Segundo o relato do próprio PM, o garupa de uma moto apontou a arma e anunciou o assalto. Diante da ameaça, ele acelerou e lançou o carro contra os criminosos. Na sequência, perdeu o controle da direção e bateu no muro da linha do trem. Só vi o clarão do tiro, afirmou o soldado, que foi atingido nos dois ombros.
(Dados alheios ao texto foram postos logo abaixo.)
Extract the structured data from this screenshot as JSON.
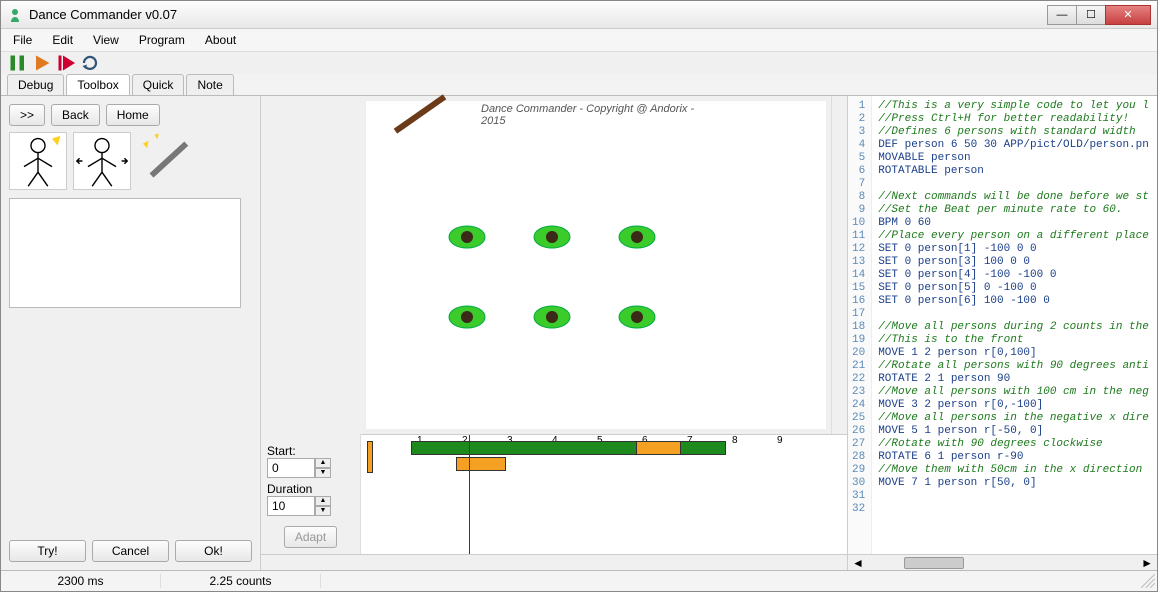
{
  "window": {
    "title": "Dance Commander v0.07"
  },
  "menu": {
    "file": "File",
    "edit": "Edit",
    "view": "View",
    "program": "Program",
    "about": "About"
  },
  "tabs": {
    "debug": "Debug",
    "toolbox": "Toolbox",
    "quick": "Quick",
    "note": "Note"
  },
  "nav": {
    "fwd": ">>",
    "back": "Back",
    "home": "Home"
  },
  "actions": {
    "try": "Try!",
    "cancel": "Cancel",
    "ok": "Ok!"
  },
  "stage": {
    "caption": "Dance Commander - Copyright @ Andorix - 2015"
  },
  "props": {
    "start_label": "Start:",
    "start_value": "0",
    "duration_label": "Duration",
    "duration_value": "10",
    "adapt": "Adapt"
  },
  "timeline": {
    "ticks": [
      "1",
      "2",
      "3",
      "4",
      "5",
      "6",
      "7",
      "8",
      "9"
    ]
  },
  "status": {
    "time": "2300 ms",
    "counts": "2.25 counts"
  },
  "code": {
    "lines": [
      {
        "n": 1,
        "cls": "c",
        "t": "//This is a very simple code to let you l"
      },
      {
        "n": 2,
        "cls": "c",
        "t": "//Press Ctrl+H for better readability!"
      },
      {
        "n": 3,
        "cls": "c",
        "t": "//Defines 6 persons with standard width"
      },
      {
        "n": 4,
        "cls": "k",
        "t": "DEF person 6 50 30 APP/pict/OLD/person.pn"
      },
      {
        "n": 5,
        "cls": "k",
        "t": "MOVABLE person"
      },
      {
        "n": 6,
        "cls": "k",
        "t": "ROTATABLE person"
      },
      {
        "n": 7,
        "cls": "",
        "t": ""
      },
      {
        "n": 8,
        "cls": "c",
        "t": "//Next commands will be done before we st"
      },
      {
        "n": 9,
        "cls": "c",
        "t": "//Set the Beat per minute rate to 60."
      },
      {
        "n": 10,
        "cls": "k",
        "t": "BPM 0 60"
      },
      {
        "n": 11,
        "cls": "c",
        "t": "//Place every person on a different place"
      },
      {
        "n": 12,
        "cls": "k",
        "t": "SET 0 person[1] -100 0 0"
      },
      {
        "n": 13,
        "cls": "k",
        "t": "SET 0 person[3] 100 0 0"
      },
      {
        "n": 14,
        "cls": "k",
        "t": "SET 0 person[4] -100 -100 0"
      },
      {
        "n": 15,
        "cls": "k",
        "t": "SET 0 person[5] 0 -100 0"
      },
      {
        "n": 16,
        "cls": "k",
        "t": "SET 0 person[6] 100 -100 0"
      },
      {
        "n": 17,
        "cls": "",
        "t": ""
      },
      {
        "n": 18,
        "cls": "c",
        "t": "//Move all persons during 2 counts in the"
      },
      {
        "n": 19,
        "cls": "c",
        "t": "//This is to the front"
      },
      {
        "n": 20,
        "cls": "k",
        "t": "MOVE 1 2 person r[0,100]"
      },
      {
        "n": 21,
        "cls": "c",
        "t": "//Rotate all persons with 90 degrees anti"
      },
      {
        "n": 22,
        "cls": "k",
        "t": "ROTATE 2 1 person 90"
      },
      {
        "n": 23,
        "cls": "c",
        "t": "//Move all persons with 100 cm in the neg"
      },
      {
        "n": 24,
        "cls": "k",
        "t": "MOVE 3 2 person r[0,-100]"
      },
      {
        "n": 25,
        "cls": "c",
        "t": "//Move all persons in the negative x dire"
      },
      {
        "n": 26,
        "cls": "k",
        "t": "MOVE 5 1 person r[-50, 0]"
      },
      {
        "n": 27,
        "cls": "c",
        "t": "//Rotate with 90 degrees clockwise"
      },
      {
        "n": 28,
        "cls": "k",
        "t": "ROTATE 6 1 person r-90"
      },
      {
        "n": 29,
        "cls": "c",
        "t": "//Move them with 50cm in the x direction"
      },
      {
        "n": 30,
        "cls": "k",
        "t": "MOVE 7 1 person r[50, 0]"
      },
      {
        "n": 31,
        "cls": "",
        "t": ""
      },
      {
        "n": 32,
        "cls": "",
        "t": ""
      }
    ]
  }
}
Os avós, ambos idosos, também foram baleados. O avô, coronel da reserva da PM do Rio, de 81 anos, levou um tiro no braço esquerdo. Já a avó, de 79 Qanos, sofreu ferimentos no ombro e no cotovelo, provocados pelo impacto da batida e pelo disparo feito pelos assaltantes. Olhei para o meu avô, os airbags estourados, minha avó caída no banco. Saí do carro dizendo que estava baleado, contou o policial.
Após os tiros, os suspeitos fugiram roubando outra moto e abandonaram a primeira motocicleta durante a fuga. A família foi socorrida por moradores e encaminhada ao Hospital Municipal Salgado Filho. O policial e o avô receberam alta ainda na noite de sexta-feira, enquanto a idosa foi transferida para uma unidade particular na Zona Sudoeste.
A investigação ficou a cargo da Delegacia de Todos os Santos, que analisa as imagens coletadas pelas câmeras de segurança e realizou perícia na moto deixada pelos criminosos, que pode ajudar na identificação dos suspeitos.
Para moradores da região, o episódio apenas reflete o cenário diário de violência. Um muro próximo à linha do trem tinha a palavra “ladrão” pintada, como forma de alerta a pedestres e motoristas — o aviso, no entanto, foi coberto com tinta branca no dia seguinte ao ataque. Eles pulam o muro da linha do trem para roubar. É quase todo dia, relatou um vizinho. Outro morador completou: A gente vive com medo.
Abalado, o policial desabafou sobre a violência no local: Infelizmente, a cidade onde cresci não dá vontade de voltar. Só volto por causa da família.